Weed Eater

Picking—and cooking—wild plants found in Denver's urban landscape.

August 2009

Cattail Bob spots the first edible plants before we've walked halfway across the REI parking lot. He points to a bush in the Denver store's landscaping: "Wild rose. The rose hips are edible, of course, as are the petals. There's not a lot of flavor, but they make a nice color addition to a dish."

He points at another plant: "Red osier dogwood—Native Americans would scrape the bark and smoke the cambium layer." A few steps farther: "Golden currant. Try the fruit." I pluck a few of the yellow-orange berries and sample them, wondering if REI's security is radioing for backup. The berries are tart and yummy.

Bob Seebeck, 55, who goes by the self-bestowed nickname Cattail Bob, is a naturalist from Drake, in the high foothills west of Loveland. He has been studying and gathering wild edible foods since 1975. He published a book called Best-Tasting Wild Plants of Colorado and the Rockies (Westcliffe, 1998), and he teaches classes on edible and medicinal plants, emergency survival, and cabin building on weekends during the growing season. I asked him to meet me near downtown Denver because I was curious about the wild foods that grow in the middle of a major city—if you had to, I wondered, could you live off the urban landscape?

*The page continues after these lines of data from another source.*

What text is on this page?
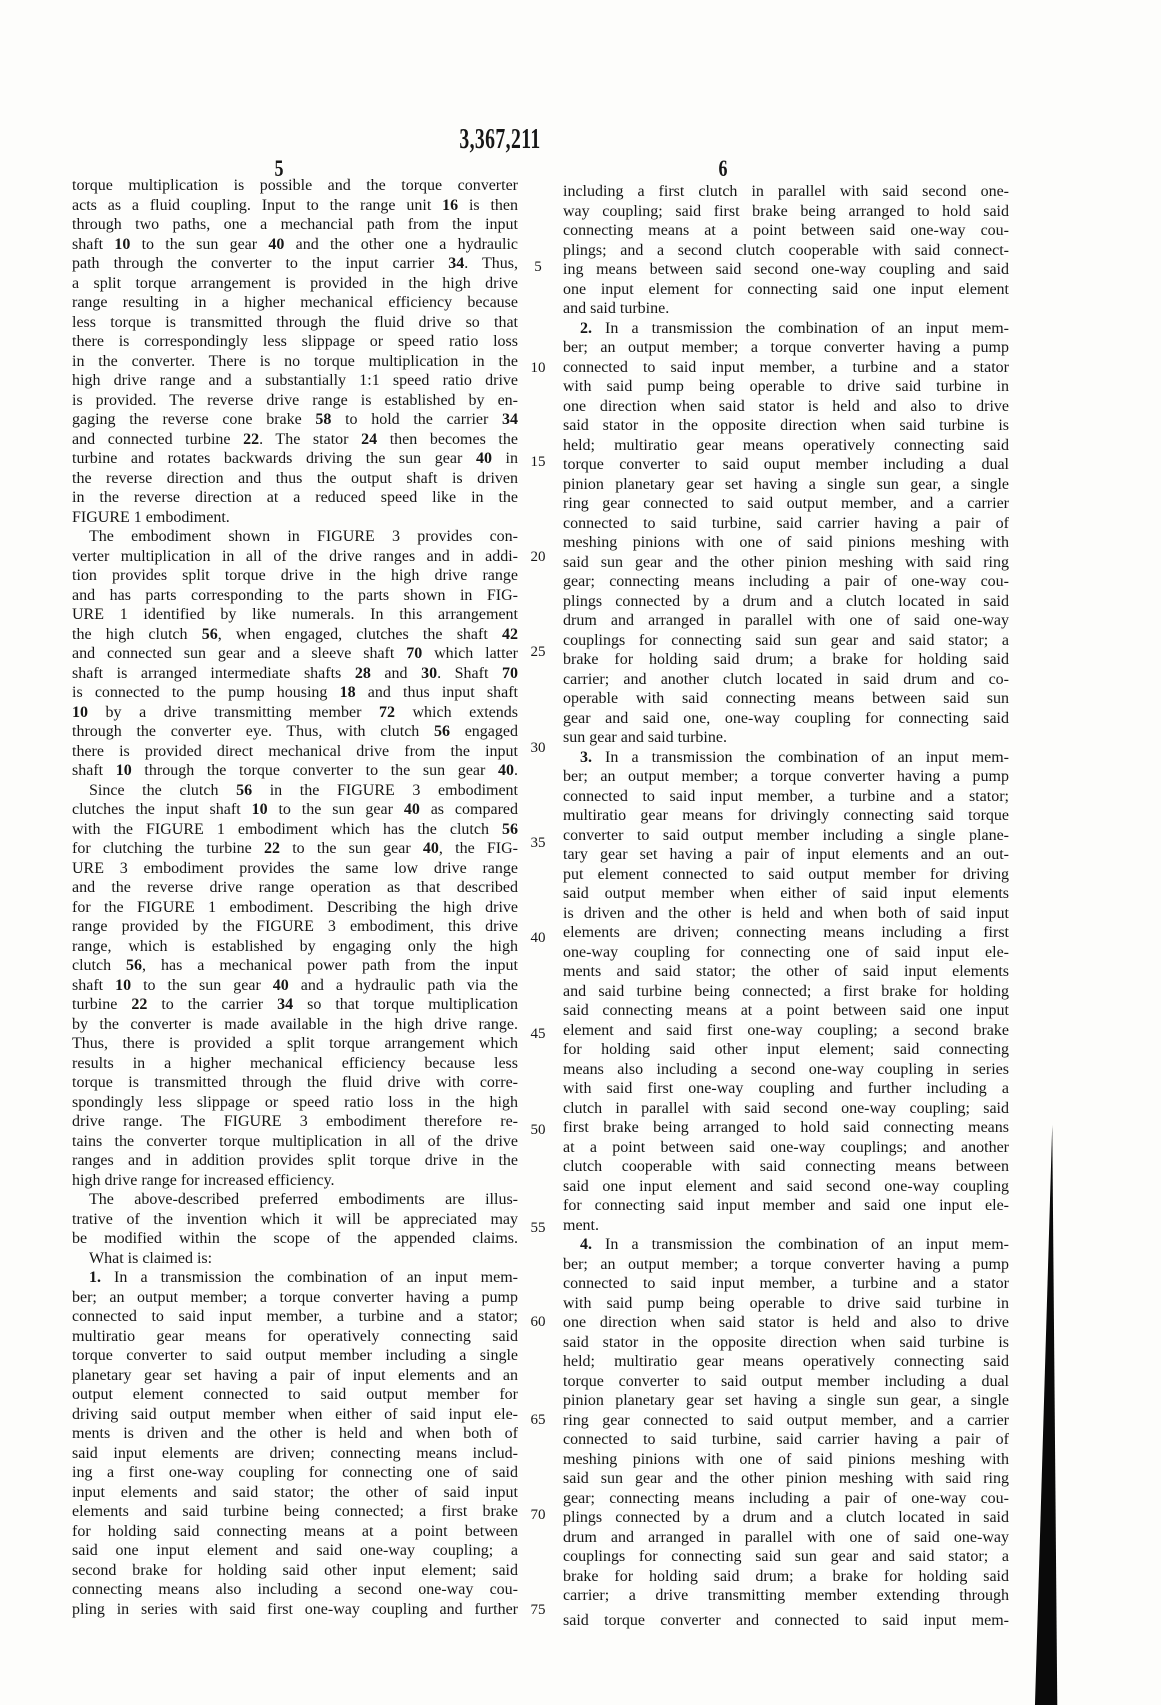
3,367,211
5	6
5
10
15
20
25
30
35
40
45
50
55
60
65
70
75
torque multiplication is possible and the torque converter
acts as a fluid coupling. Input to the range unit 16 is then
through two paths, one a mechancial path from the input
shaft 10 to the sun gear 40 and the other one a hydraulic
path through the converter to the input carrier 34. Thus,
a split torque arrangement is provided in the high drive
range resulting in a higher mechanical efficiency because
less torque is transmitted through the fluid drive so that
there is correspondingly less slippage or speed ratio loss
in the converter. There is no torque multiplication in the
high drive range and a substantially 1:1 speed ratio drive
is provided. The reverse drive range is established by en-
gaging the reverse cone brake 58 to hold the carrier 34
and connected turbine 22. The stator 24 then becomes the
turbine and rotates backwards driving the sun gear 40 in
the reverse direction and thus the output shaft is driven
in the reverse direction at a reduced speed like in the
FIGURE 1 embodiment.
The embodiment shown in FIGURE 3 provides con-
verter multiplication in all of the drive ranges and in addi-
tion provides split torque drive in the high drive range
and has parts corresponding to the parts shown in FIG-
URE 1 identified by like numerals. In this arrangement
the high clutch 56, when engaged, clutches the shaft 42
and connected sun gear and a sleeve shaft 70 which latter
shaft is arranged intermediate shafts 28 and 30. Shaft 70
is connected to the pump housing 18 and thus input shaft
10 by a drive transmitting member 72 which extends
through the converter eye. Thus, with clutch 56 engaged
there is provided direct mechanical drive from the input
shaft 10 through the torque converter to the sun gear 40.
Since the clutch 56 in the FIGURE 3 embodiment
clutches the input shaft 10 to the sun gear 40 as compared
with the FIGURE 1 embodiment which has the clutch 56
for clutching the turbine 22 to the sun gear 40, the FIG-
URE 3 embodiment provides the same low drive range
and the reverse drive range operation as that described
for the FIGURE 1 embodiment. Describing the high drive
range provided by the FIGURE 3 embodiment, this drive
range, which is established by engaging only the high
clutch 56, has a mechanical power path from the input
shaft 10 to the sun gear 40 and a hydraulic path via the
turbine 22 to the carrier 34 so that torque multiplication
by the converter is made available in the high drive range.
Thus, there is provided a split torque arrangement which
results in a higher mechanical efficiency because less
torque is transmitted through the fluid drive with corre-
spondingly less slippage or speed ratio loss in the high
drive range. The FIGURE 3 embodiment therefore re-
tains the converter torque multiplication in all of the drive
ranges and in addition provides split torque drive in the
high drive range for increased efficiency.
The above-described preferred embodiments are illus-
trative of the invention which it will be appreciated may
be modified within the scope of the appended claims.
What is claimed is:
1. In a transmission the combination of an input mem-
ber; an output member; a torque converter having a pump
connected to said input member, a turbine and a stator;
multiratio gear means for operatively connecting said
torque converter to said output member including a single
planetary gear set having a pair of input elements and an
output element connected to said output member for
driving said output member when either of said input ele-
ments is driven and the other is held and when both of
said input elements are driven; connecting means includ-
ing a first one-way coupling for connecting one of said
input elements and said stator; the other of said input
elements and said turbine being connected; a first brake
for holding said connecting means at a point between
said one input element and said one-way coupling; a
second brake for holding said other input element; said
connecting means also including a second one-way cou-
pling in series with said first one-way coupling and further
including a first clutch in parallel with said second one-
way coupling; said first brake being arranged to hold said
connecting means at a point between said one-way cou-
plings; and a second clutch cooperable with said connect-
ing means between said second one-way coupling and said
one input element for connecting said one input element
and said turbine.
2. In a transmission the combination of an input mem-
ber; an output member; a torque converter having a pump
connected to said input member, a turbine and a stator
with said pump being operable to drive said turbine in
one direction when said stator is held and also to drive
said stator in the opposite direction when said turbine is
held; multiratio gear means operatively connecting said
torque converter to said ouput member including a dual
pinion planetary gear set having a single sun gear, a single
ring gear connected to said output member, and a carrier
connected to said turbine, said carrier having a pair of
meshing pinions with one of said pinions meshing with
said sun gear and the other pinion meshing with said ring
gear; connecting means including a pair of one-way cou-
plings connected by a drum and a clutch located in said
drum and arranged in parallel with one of said one-way
couplings for connecting said sun gear and said stator; a
brake for holding said drum; a brake for holding said
carrier; and another clutch located in said drum and co-
operable with said connecting means between said sun
gear and said one, one-way coupling for connecting said
sun gear and said turbine.
3. In a transmission the combination of an input mem-
ber; an output member; a torque converter having a pump
connected to said input member, a turbine and a stator;
multiratio gear means for drivingly connecting said torque
converter to said output member including a single plane-
tary gear set having a pair of input elements and an out-
put element connected to said output member for driving
said output member when either of said input elements
is driven and the other is held and when both of said input
elements are driven; connecting means including a first
one-way coupling for connecting one of said input ele-
ments and said stator; the other of said input elements
and said turbine being connected; a first brake for holding
said connecting means at a point between said one input
element and said first one-way coupling; a second brake
for holding said other input element; said connecting
means also including a second one-way coupling in series
with said first one-way coupling and further including a
clutch in parallel with said second one-way coupling; said
first brake being arranged to hold said connecting means
at a point between said one-way couplings; and another
clutch cooperable with said connecting means between
said one input element and said second one-way coupling
for connecting said input member and said one input ele-
ment.
4. In a transmission the combination of an input mem-
ber; an output member; a torque converter having a pump
connected to said input member, a turbine and a stator
with said pump being operable to drive said turbine in
one direction when said stator is held and also to drive
said stator in the opposite direction when said turbine is
held; multiratio gear means operatively connecting said
torque converter to said output member including a dual
pinion planetary gear set having a single sun gear, a single
ring gear connected to said output member, and a carrier
connected to said turbine, said carrier having a pair of
meshing pinions with one of said pinions meshing with
said sun gear and the other pinion meshing with said ring
gear; connecting means including a pair of one-way cou-
plings connected by a drum and a clutch located in said
drum and arranged in parallel with one of said one-way
couplings for connecting said sun gear and said stator; a
brake for holding said drum; a brake for holding said
carrier; a drive transmitting member extending through
said torque converter and connected to said input mem-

Standing by the bike trail that's sandwiched between I-25 and the South Platte River, we have to speak over the roar of traffic and the rush of the rapids at Confluence Park. It's a foggy morning in September—a bit late for finding wild plants, I would have thought—but Cattail Bob assures me we'll have no problem. (The collection season extends from mid-April to October in Denver.) Slender and sporting a trim salt-and-pepper beard, Seebeck wears a pale-blue nurse's smock, jeans, and hiking shoes. We cross nearby railroad tracks and walk southwest along the bike path under Speer Boulevard. Seebeck stops every few feet to point out plants we could eat, and now and then he picks samples for me to try. Mallow, a round-leafed creeping weed that's the bane of my lawn at home, has a mild, nutty flavor. Seebeck says the leaves are great in salads and casseroles, or as a thickener for soup. Purslane, a spreading, pink-stemmed weed often found growing in the cracks in sidewalks, has a pleasant yet slightly sour taste. Seebeck tells me the plant is extremely rich in healthful omega-3 fatty acids and is useful in marinades or sprinkled on sandwiches. He points to a tall, long-leafed plant: "Lambs quarter. It's got a bland-tasting leaf, but it works well on sandwiches and salads if you add some dressing. Think about it: Lettuce is also bland without salad dressing."

Seebeck looks around and says, "There's not as much diversity in an urban landscape as we'd find if we were up in the foothills near my home. The only fruit we've seen is in the landscaping—no wild apple, no wild plum. I'm not seeing any mints or any berries."